Tashi this journey is almost over you’ll soon be Resting in Peace… I love you baby and miss you like ish 6/19/83-9/20/04
To whom it may concern:
I was asked to write a letter explaining how my cousins Natasha (affectionately called Tashi) death has affected my life. And, I didn’t realize that this would be so hard. Natasha and I were very close. Our mothers are best friends. We were exactly 6 months apart and she always pointed out how she was still the oldest. Natasha’s middle name is a part of my first born child’s name. I say these things so that you can get an idea of how close we were. I recently found a journal entry that I wrote after Tashi’s death and it brought tears to my eyes and its 6 years later. I had written a letter to myself after the death of Tashi and I wish I could find it to attach it so you could see exactly how I felt when this happened.

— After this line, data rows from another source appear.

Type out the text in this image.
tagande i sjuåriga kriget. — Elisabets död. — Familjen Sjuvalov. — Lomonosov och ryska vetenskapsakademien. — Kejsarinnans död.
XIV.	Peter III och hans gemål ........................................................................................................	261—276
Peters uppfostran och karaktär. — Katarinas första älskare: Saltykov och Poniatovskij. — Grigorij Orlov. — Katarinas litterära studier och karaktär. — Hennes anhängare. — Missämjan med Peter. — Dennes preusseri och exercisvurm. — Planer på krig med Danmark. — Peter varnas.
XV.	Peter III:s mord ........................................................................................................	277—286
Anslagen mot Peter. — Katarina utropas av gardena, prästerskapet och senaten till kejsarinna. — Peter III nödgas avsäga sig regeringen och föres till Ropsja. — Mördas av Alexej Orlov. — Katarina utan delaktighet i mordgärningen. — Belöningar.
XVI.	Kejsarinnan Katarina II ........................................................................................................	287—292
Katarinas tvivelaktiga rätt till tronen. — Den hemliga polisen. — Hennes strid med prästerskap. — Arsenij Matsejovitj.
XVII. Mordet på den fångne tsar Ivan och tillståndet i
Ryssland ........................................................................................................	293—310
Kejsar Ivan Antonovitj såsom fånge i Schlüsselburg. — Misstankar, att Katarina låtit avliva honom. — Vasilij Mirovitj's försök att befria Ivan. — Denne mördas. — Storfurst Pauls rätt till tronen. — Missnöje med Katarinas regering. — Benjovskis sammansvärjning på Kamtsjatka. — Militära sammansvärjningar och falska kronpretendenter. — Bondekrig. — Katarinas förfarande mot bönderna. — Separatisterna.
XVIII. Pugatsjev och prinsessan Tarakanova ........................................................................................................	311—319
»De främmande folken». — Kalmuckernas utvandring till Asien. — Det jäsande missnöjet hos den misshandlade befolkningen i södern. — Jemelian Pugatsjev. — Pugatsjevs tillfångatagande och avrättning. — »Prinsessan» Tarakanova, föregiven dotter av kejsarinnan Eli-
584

I’m suppose to be writing this letter to get to the point of how my cousin’s death has affected me. When Tashi passed away my eldest child whom she was quite fond of was 3 years old and my 2nd eldest was going on 2 months and my youngest wasn’t born. They’ll never be able to get to know their Auntie Tashi. Our children will never be able to play together. I’ll never have the one person I called my personal glam squad all in one. We’ll never be able to sit and have those “Remember when” moments. Its 6 years later and I still have a moment ever so often when I go “I need to call Tashi and ask her does she remember…” and then I realize wait she’s gone. And, then I find myself in one of the biggest crying fits ever. I’m bringing tears to my own eyes as I write this letter.
There is no way in this world for me to put into words how it feels for someone to literally be taken from you. I wanted to be able to write a powerful letter so you could feel how I feel and that’s just impossible. Think of someone who is like your sister or brother and best friend rolled in one. Someone whom you’ve grown up with and you’ve watched each other grow. Someone who knows all your secrets and you know will never share them with anyone else. Someone who lights up a room the minute they walk in and you’re proud to say “they’re with me”. Now imagine getting a phone call one day and being told that person is gone. And, not only is this person gone but they were taken from you in the most violent way. If you can understand that, then you can understand how I feel. And, then you can understand why I feel this man should be put away for as long as he possibly can. He took something special from me. He didn’t just take something from me; he took something special from this world. He took a piece of my heart from me. He took our Tashi. Please do what you find is necessary to do so that he can never make anyone else feel this pain. So, that he can never take something so special from anyone else, ever again.